Ни я, ни Ирочка не рассказали никому о том, как я спиливал чагу с высокой части ствола. Мы оба находились в состоянии полного опустошения, которое наступает после близости. Впрочем, так повелось в нашей компании: все все знали, но обходились без обсуждения.
Стало рутиной, что пастух Павел Власов приходил на участок, где работала наша бригада. Собственно, добывали чагу только мужчины: Глебушка, Вася, Вадим, Юра и я. Мы спиливали грибные наросты с растущих берез: наросты, которые паразитировали невысоко от корней на белых шелковистых стволах с черными глазками. Пастух Павел Власов без всяких крюков забирался на вершинную часть ствола, где с высоты морщинились березовые грибы. Задания пастуху давала Ирочка, накануне обходя с ним часть леса, которую нам предстояло обработать на следующий день. Пастух являлся к нашему приходу и окончательно спрашивал Ирочку, что и где надо спилить, подчеркивая свою готовность следовать возможным переменам ее планов. Иногда, после запоя или ночного похода к невесте в дальнюю деревню Глухово, а наверняка и после того и другого, пастух не показывался сутки или более, не то от стыда, не то из-за временной амнезии, связанной с последействием алкоголя. Тогда Ирочка сама отправлялась вытаскивать его из лесного шалаша, построенного на сваях. В конце концов они оба появлялись на очередном участке, и пастух с пилой-ножовкой в зубах забирался вверх по стволу березы и спиливал гриб — чагу. На лице его была самодовольная улыбка, приводившая всех нас, кроме Ирочки, в молчаливое бешенство.
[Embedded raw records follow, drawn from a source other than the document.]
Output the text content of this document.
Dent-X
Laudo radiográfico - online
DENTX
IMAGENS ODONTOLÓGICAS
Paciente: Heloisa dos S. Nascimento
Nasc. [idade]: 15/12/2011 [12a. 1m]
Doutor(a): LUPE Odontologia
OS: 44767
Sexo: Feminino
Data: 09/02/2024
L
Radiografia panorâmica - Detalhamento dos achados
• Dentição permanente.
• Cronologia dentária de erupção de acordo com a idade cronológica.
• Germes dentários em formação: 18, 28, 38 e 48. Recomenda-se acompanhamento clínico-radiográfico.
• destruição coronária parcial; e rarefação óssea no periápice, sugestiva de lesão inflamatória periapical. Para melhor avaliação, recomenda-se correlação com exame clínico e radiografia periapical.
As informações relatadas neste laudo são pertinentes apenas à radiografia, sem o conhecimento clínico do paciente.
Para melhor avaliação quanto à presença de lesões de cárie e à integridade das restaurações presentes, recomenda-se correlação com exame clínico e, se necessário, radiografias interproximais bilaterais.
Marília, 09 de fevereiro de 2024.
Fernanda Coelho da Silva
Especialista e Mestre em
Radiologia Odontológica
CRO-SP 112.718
Правда, каждый как-то утешался. Например, Глебушка Карелин — Риммой. Ирочка продолжала балансировать между нами. Деревня Михалково была популярным дачным местом. В получасе ходьбы до роскошного парка и музея Архангельское. В пятнадцати минутах от шоссе и остановки автобуса, который шел до станции московского метро «Сокол». Я вставал рано. Не спалось. Были какие-то смутные замыслы, как тени воображаемых персонажей или проще говоря, как заготовки для прорастающей прозы. Чаще же всего роились в груди, да, да, именно в груди, а не в голове, разнотонные шумы. Это были не мелодии стихов, а ритмы стихов, созвучные ритмам качающихся, как лисьи хвосты, колосьев созревающих в поле метелок овса. Не спалось, а сочинять в комнате, где на койках мирно посапывали Глебушка Карелин и Юра Димов, не получалось. Когда я пишу стихи, всегда бормочу, как будто настраиваюсь на мелодию, которая должна, как ручеек, сочащийся из лесного озерца, перетекать из верхней строки (уступа) к нижней, и так далее. После многократных проборматываний и возвращений к началу я решаюсь записывать услышанное на бумагу. В те весенние годы у меня не было пишущей машинки. О компьютере я даже не догадывался. Так что до середины шестидесятых я находился даже технически (инструментально, если ручку и чистый лист принять за писательские орудия труда) в пушкинской эпохе, из которой перешел в эпоху Хемингуэя, купив на первый крупный литературный гонорар пишущую машинку «Олимпию», перепаянную на русский шрифт с немецкого. А после в эмиграции перелетел в компьютерную эпоху еженедельника «Нью-Йоркер» и его авторов-олимпийцев.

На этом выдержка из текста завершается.